Exhibition Text
Arcadia
Bold Tendencies, London
Written on the occation of the Bold Tendencies 2021 Programme: Arcadia, featuring work from Rebecca Ackroyd, Frances Drayson, Felix Gonzalez-Torres, Andy Holden, Rene Matić, Jesse Pollock, Harold Offeh (18 May — 18 September 2021).
Asking what drives our desperation for the outside, what Arcadia renders possible today and what is prohibited by it. Through the work of 7 artists, the programme explored what happens when our connection to nature—and to each other—frays and unravels; how utopian dreams succumb to the theatre of ideology and its discontents; and how our contemporary moment, defined by renewed questions of rural and metropolitan, local and global, science and mysticism, has ignited new and dynamic perspectives on a subject old as the Garden itself, asking what Arcadia looks and feels like in the 21st century.
Extract —
“We dream of harmony, conjure a wilderness unspoiled by avarice and brutality. A common wealth of land, labour and adoration, a common ground of public spirit, modesty and devotion—what William Morris called ‘the childhood of the world’. In its serenity we are love-drunk. Rustic landscapes speak with ancient innocence—the voice of eternity, the Garden from which we were expelled. Arcadia: in green and pleasant land, how rich and plentiful it all seems.
Idylls of an uncorrupted world are found across histories, illustrated in fiction and poetry, instantiated in counter-cultural enclaves from the Paris Commune to Woodstock to Silicon Valley; constructed in the Mughal gardens of Kashmir, ashram monasteries and organic architecture. Arcadia is to utopia what apocalypse is to its adversary: the unattainable.
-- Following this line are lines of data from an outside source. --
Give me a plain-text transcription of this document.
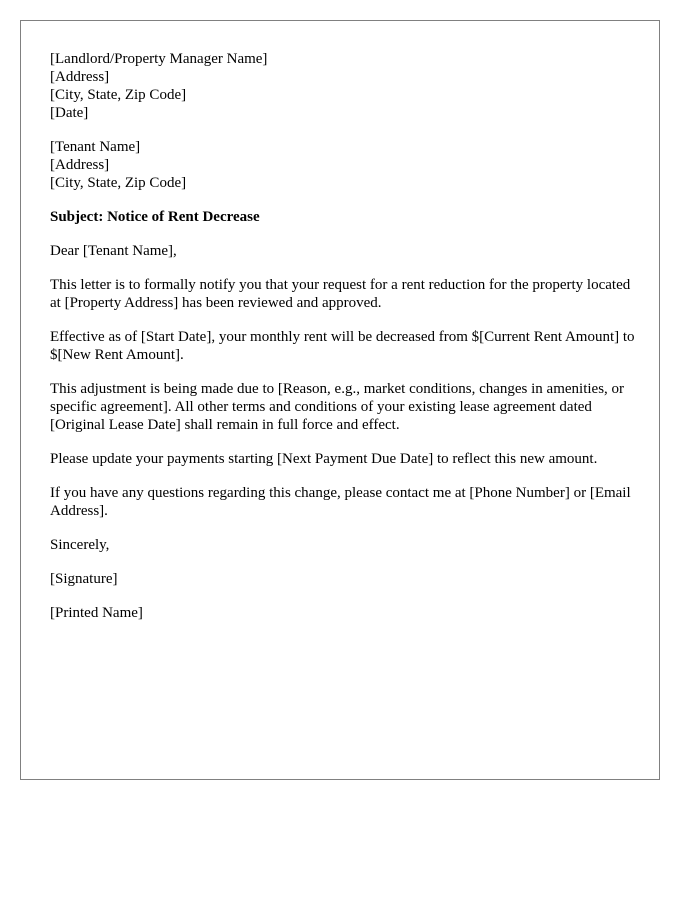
[Landlord/Property Manager Name]
[Address]
[City, State, Zip Code]
[Date]
[Tenant Name]
[Address]
[City, State, Zip Code]
Subject: Notice of Rent Decrease

Dear [Tenant Name],

This letter is to formally notify you that your request for a rent reduction for the property located at [Property Address] has been reviewed and approved.

Effective as of [Start Date], your monthly rent will be decreased from $[Current Rent Amount] to $[New Rent Amount].

This adjustment is being made due to [Reason, e.g., market conditions, changes in amenities, or specific agreement]. All other terms and conditions of your existing lease agreement dated [Original Lease Date] shall remain in full force and effect.

Please update your payments starting [Next Payment Due Date] to reflect this new amount.

If you have any questions regarding this change, please contact me at [Phone Number] or [Email Address].

Sincerely,

[Signature]

[Printed Name]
Rousseau’s State of Nature—from which we irrevocably turned, Eliot’s door never opened. Enthralled by its beauty, a truth concealed; as for Walter Benjamin reminds us, “a storm is blowing from Paradise.”
Embodied in myths and rituals, extricated by science and technology, the shifting—and conflicting—histories of Arcadia are widespread, found in the frenzied dancing of pagan subjects, dejected punks and rapturous all-night ravers; in Blake’s “dark Satanic mills” or political campaigns for a Green New Deal. Heard in the clamour of a courting bird-song, amongst cabalistic mantras and in the sacrificial chords of The Rite of Spring. Felt in our surrender to nostalgia, melancholy and irreverent optimism for the future.”